Growing up mixed race in Birmingham in the 1980's was often lonely and difficult, basketball star Shane Battier acknowledges, but likely helped put him on the path to success. “The lesson I learned was I was different. As a kid you just want to be the same. When we won, I was accepted. It was win or die. It became my mantra in life.”


His father, Eddie, who passed away this year, was his coach in all the sports he played as a kid, and taught him, and his friends, about sportsmanship. “He was the only Black (when I was) growing up in Birmingham,” Battier recalls. “He had this big, booming voice, a big laugh, but he never intimidated anyone.”


When Battier was in the sixth grade, him mom, who he said “wanted the best academic opportunity for me,” encouraged him to attend Detroit Country Day School, which he had never heard of. “It worked out,” he said, an understatement, winning the state's Mr. Basketball in 1997.

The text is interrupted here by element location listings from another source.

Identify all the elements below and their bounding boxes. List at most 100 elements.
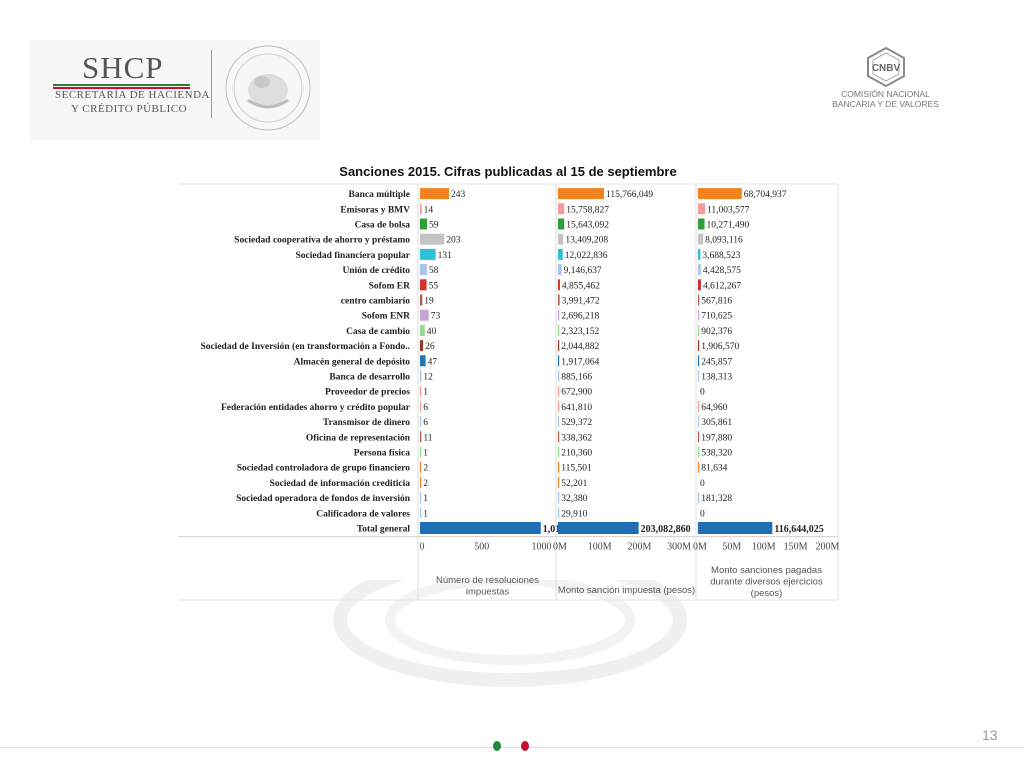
data-label: 15,643,092: [566, 221, 609, 231]
bar: [420, 370, 422, 382]
watermark-seal-icon: [333, 580, 687, 687]
bar: [698, 188, 742, 200]
shcp-logo-text: SHCP: [82, 50, 164, 85]
data-label: 138,313: [701, 373, 732, 383]
bar: [698, 218, 705, 230]
data-label: 243: [451, 190, 466, 200]
bar: [558, 203, 565, 215]
data-label: 55: [429, 281, 439, 291]
bar: [420, 522, 541, 534]
bar: [558, 492, 560, 504]
bar: [558, 324, 560, 336]
bar: [558, 431, 560, 443]
shcp-red-rule: [53, 87, 190, 89]
data-label: 181,328: [701, 494, 732, 504]
bar: [420, 309, 429, 321]
data-label: 40: [427, 327, 437, 337]
data-label: 197,880: [701, 433, 732, 443]
category-label: Almacén general de depósito: [294, 357, 411, 367]
data-label: 81,634: [701, 464, 727, 474]
bar: [420, 492, 422, 504]
data-label: 58: [429, 266, 439, 276]
data-label: 4,612,267: [703, 281, 741, 291]
data-label: 6: [423, 418, 428, 428]
bar: [698, 370, 700, 382]
data-label: 1: [423, 388, 428, 398]
bar: [698, 492, 700, 504]
data-label: 11,003,577: [707, 205, 750, 215]
data-label: 641,810: [561, 403, 592, 413]
bar: [698, 248, 701, 260]
data-label: 305,861: [701, 418, 732, 428]
bar: [558, 476, 560, 488]
data-label: 12: [423, 373, 433, 383]
data-label: 1,906,570: [701, 342, 739, 352]
bar: [420, 507, 422, 519]
footer-line: [0, 747, 1024, 748]
data-label: 68,704,937: [744, 190, 787, 200]
data-label: 4,428,575: [703, 266, 741, 276]
tick-label: 0M: [693, 542, 707, 553]
shcp-green-rule: [53, 84, 190, 86]
data-label: 4,855,462: [562, 281, 600, 291]
data-label: 10,271,490: [707, 221, 750, 231]
category-label: Oficina de representación: [306, 433, 411, 443]
bar: [420, 233, 445, 245]
bar: [420, 203, 422, 215]
panel-title: durante diversos ejercicios: [710, 577, 823, 588]
category-label: Federación entidades ahorro y crédito po…: [221, 403, 411, 413]
bar: [420, 248, 436, 260]
data-label: 885,166: [561, 373, 592, 383]
tick-label: 100M: [588, 542, 612, 553]
category-label: Sociedad cooperativa de ahorro y préstam…: [234, 236, 410, 246]
bar: [698, 416, 700, 428]
tick-label: 200M: [627, 542, 651, 553]
bar: [420, 340, 424, 352]
bar: [420, 431, 422, 443]
data-label: 12,022,836: [565, 251, 608, 261]
data-label: 3,688,523: [702, 251, 740, 261]
bar: [558, 264, 562, 276]
red-dot-icon: [521, 741, 529, 751]
bar: [698, 446, 700, 458]
bar: [698, 340, 700, 352]
data-label: 203,082,860: [641, 524, 691, 535]
bar: [698, 431, 700, 443]
data-label: 14: [424, 205, 434, 215]
bar: [420, 446, 422, 458]
bar: [420, 264, 427, 276]
bar: [558, 218, 565, 230]
data-label: 19: [424, 297, 434, 307]
data-label: 538,320: [701, 449, 732, 459]
data-label: 902,376: [701, 327, 732, 337]
bar: [558, 279, 560, 291]
category-label: Calificadora de valores: [316, 509, 410, 519]
bar: [698, 233, 704, 245]
bar: [558, 370, 560, 382]
cnbv-logo-text: CNBV: [872, 63, 901, 74]
tick-label: 50M: [722, 542, 741, 553]
tick-label: 500: [474, 542, 489, 553]
bar: [558, 507, 560, 519]
mexican-seal-icon: [225, 45, 311, 131]
data-label: 29,910: [561, 509, 587, 519]
data-label: 8,093,116: [705, 236, 743, 246]
bar: [558, 355, 560, 367]
category-label: Banca múltiple: [349, 190, 411, 200]
category-label: Sofom ENR: [362, 312, 410, 322]
bar: [558, 248, 563, 260]
data-label: 116,644,025: [774, 524, 823, 535]
data-label: 73: [431, 312, 441, 322]
bar: [698, 355, 700, 367]
bar: [698, 324, 700, 336]
data-label: 672,900: [561, 388, 592, 398]
shcp-subtitle-line2: Y CRÉDITO PÚBLICO: [71, 103, 188, 115]
panel-title: Monto sanciones pagadas: [711, 565, 822, 576]
category-label: Casa de bolsa: [355, 221, 411, 231]
bar: [420, 279, 427, 291]
bar: [558, 461, 560, 473]
category-label: Sociedad de Inversión (en transformación…: [200, 341, 410, 352]
bar: [420, 218, 428, 230]
bar: [420, 188, 450, 200]
data-label: 567,816: [701, 297, 732, 307]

From there, Battier attended Duke University. “I was lucky to have a great academic career at DCD so I had a choice. I felt it was time for me to push my comfort zone,” he said. Choosing Duke was “the challenge to go to play for the best coach in college basketball.”


Battier played four years at Duke, helping win the 2001 national basketball championship and national player of the year, and was the sixth pick in the 2001 NBA draft by the Vancouver (now Memphis) Grizzlies. After a few trades, he ended up a free agent in 2012.


“For the first time, I got to choose a team. I wanted to win, so I joined the Miami Heat,” he said.


Turned out that was a good choice – Battier helped the Heat win two NBA championships, in 2012 and 2013. He retired as an NBA player following the 2013-2014 season, after 13 years. He now works as the Heat's director of basketball development and analytics.


“I wanted to exercise my brain,” he said. The job he does now, he said, is “trying to uncover basketball advantages through data.”


While Battier and his wife Heidi, his high school sweetheart from Birmingham, who he first met at DCDS in seventh grade, and their two children, Zeke and Eloise, make their primary residence in Miami, they also have a second home near Chelsea and return to visit family frequently. “Michigan will always be home,” he said.


Detroit continues to be a huge part of their lives, from family to philanthropy. Shane and Heidi have created the Battier Take Charge Foundation, dedicated to providing college scholarships, dynamic programming and academic resources for underserved yet driven young scholars. “We are encouraging, inspiring and supporting a new generation of potential leaders through quality educational opportunities and the cultivation of effective leadership skills,” he said.


So far, the Battier Take Charge Foundation has provided $1.5 million in scholarships to kids in Detroit, Miami and Houston – including to Horizon Upward Bound (HUB) students at Cranbrook Schools.


“Every year we award a college scholarship,” he said.


What's next? “That's the million dollar question. I live to improve others lives.


“I look at myself as a kid from Birmingham who made good. I didn't have a great plan.”